Sucessivas petições aos ministros que tutelam as fundações foram preparadas por Leitão e também pela CG através de um advogado (ver texto ao lado). A CG instruiu mesmo um processo em tribunal, mas este julgou-se incompetente para decidir, remetendo-a para a tutela. Apesar disso, o tribunal dizia ser "chocante" que, nessa altura (Março de 2005), tivessem já decorrido 25 anos "sem que o património tenha efectivamente revertido em favor da obra determinada".

Dez anos antes, em 95, Salter Cid, secretário de Estado do último Governo de Cavaco Silva, aceitara a argumentação e extinguira a FAS. Só que este governante não tinha competência formal para tal decisão - a tutela passara, em 1987, para a Administração Interna. O novo ministro, Ferro Rodrigues, revogou o despacho, chamou de novo a si a tutela das fundações e mandou fazer uma inspecção à FAS.

As inspecções sucederam-se como resposta às petições da CG - e um dos relatórios era particularmente violento com a instituição. Em 2002, o auditor jurídico do Ministério da Segurança Social, então já com Bagão Félix, aconselhava de novo que seria de "deferir a pretensão" da CG, "no sentido da extinção da fundação". Outras inspecções apontavam falhas na prossecução dos objectivos, mas sugeriam que se desse uma nova oportunidade. Até hoje.

Moradia em Lisboa

O secretário de Estado diz que só avalia a acção da FAS desde o início do seu mandato, em 2005. E sobre este período não tem dúvidas: "A actividade desenvolvida pelo conselho de administração foi sendo escrutinada, ao longo dos últimos anos, pelos órgãos sociais da Fundação, pela Inspecção-Geral do Ministério do Trabalho, pelo auditor jurídico do ministério e pelo Departamento de Investigação e Acção Penal [DIAP]."

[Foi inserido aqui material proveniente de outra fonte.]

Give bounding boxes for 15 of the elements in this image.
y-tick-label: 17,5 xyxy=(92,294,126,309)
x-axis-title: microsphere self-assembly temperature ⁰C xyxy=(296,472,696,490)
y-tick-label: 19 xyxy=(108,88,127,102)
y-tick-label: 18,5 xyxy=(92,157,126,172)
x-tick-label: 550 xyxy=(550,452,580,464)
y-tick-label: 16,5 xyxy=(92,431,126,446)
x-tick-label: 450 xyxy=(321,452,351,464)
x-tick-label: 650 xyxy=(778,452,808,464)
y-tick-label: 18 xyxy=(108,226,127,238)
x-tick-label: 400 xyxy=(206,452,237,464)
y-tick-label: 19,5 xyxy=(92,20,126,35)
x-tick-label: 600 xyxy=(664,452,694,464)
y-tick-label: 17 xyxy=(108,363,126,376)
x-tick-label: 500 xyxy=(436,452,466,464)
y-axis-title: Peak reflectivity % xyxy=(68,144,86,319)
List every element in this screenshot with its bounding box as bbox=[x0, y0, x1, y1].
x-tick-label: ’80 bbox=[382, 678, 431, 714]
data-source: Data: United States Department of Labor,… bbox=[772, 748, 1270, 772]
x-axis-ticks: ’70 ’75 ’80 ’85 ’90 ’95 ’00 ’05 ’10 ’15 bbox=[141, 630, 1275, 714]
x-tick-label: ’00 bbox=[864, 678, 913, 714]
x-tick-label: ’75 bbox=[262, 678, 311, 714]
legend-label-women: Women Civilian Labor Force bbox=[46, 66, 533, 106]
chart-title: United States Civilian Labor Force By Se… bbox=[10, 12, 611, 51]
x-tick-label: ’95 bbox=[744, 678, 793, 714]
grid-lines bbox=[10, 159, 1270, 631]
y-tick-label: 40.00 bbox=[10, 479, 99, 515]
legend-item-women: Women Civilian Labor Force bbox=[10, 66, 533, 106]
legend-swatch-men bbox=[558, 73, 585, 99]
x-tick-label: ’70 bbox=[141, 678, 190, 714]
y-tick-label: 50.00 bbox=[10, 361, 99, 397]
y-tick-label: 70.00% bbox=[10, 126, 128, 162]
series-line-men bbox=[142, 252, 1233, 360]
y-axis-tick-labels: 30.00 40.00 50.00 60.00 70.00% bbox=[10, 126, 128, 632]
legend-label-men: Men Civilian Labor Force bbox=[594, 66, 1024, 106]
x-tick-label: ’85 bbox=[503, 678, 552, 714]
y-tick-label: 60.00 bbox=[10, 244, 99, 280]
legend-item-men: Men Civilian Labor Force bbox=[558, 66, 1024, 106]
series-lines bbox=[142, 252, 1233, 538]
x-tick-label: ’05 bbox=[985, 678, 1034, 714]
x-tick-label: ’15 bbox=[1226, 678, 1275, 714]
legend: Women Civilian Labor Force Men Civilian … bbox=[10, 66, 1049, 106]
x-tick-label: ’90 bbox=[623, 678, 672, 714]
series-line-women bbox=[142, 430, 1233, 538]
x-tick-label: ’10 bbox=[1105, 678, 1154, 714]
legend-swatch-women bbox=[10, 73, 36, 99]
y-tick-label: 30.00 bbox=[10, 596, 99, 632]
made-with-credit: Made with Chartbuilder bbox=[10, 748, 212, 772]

A queixa ao DIAP foi entregue por Teresa Venda, vogal do conselho fiscal da FAS e deputada independente pelo PS. Mas não foi atendida porque estava fora das competências do departamento. Venda criticou, no conselho fiscal, as orientações do conselho de administração. Num relatório da Inspecção-Geral da Segurança Social, de Fevereiro de 2006, as relatoras dizem que os argumentos de Venda "se reputam válidos e pertinentes". Mas, a seguir, fazem um conjunto de considerações que defendem o conselho de administração.

Outro caso é o de uma moradia na Rua de Rodrigo da Fonseca, em Lisboa. A víuva deixou escrito no testamento que a moradia "jamais" deveria ser "alienada, demolida ou transformada em prédio de rendimento", antes preferindo vê-la transformada em museu, legando-a ao Museu Nacional de Arte Antiga, que não aceitou o legado. A FAS prepara-se agora para a vender, depois de anteriores tentativas falhadas devido a providências cautelares, por parte de Leitão ou da CG.

O estado de degradação agravou-se com um incêndio em 2005. A câmara intimou a FAS a realizar obras. Por isso, a fundação "decidiu alienar o imóvel, afectando os recursos financeiros à construção do complexo de Albarraque, fim principal da fundação", diz Marques, que sustenta a resolução em "dois pareceres jurídicos que concluíram pela legitimidade" da decisão.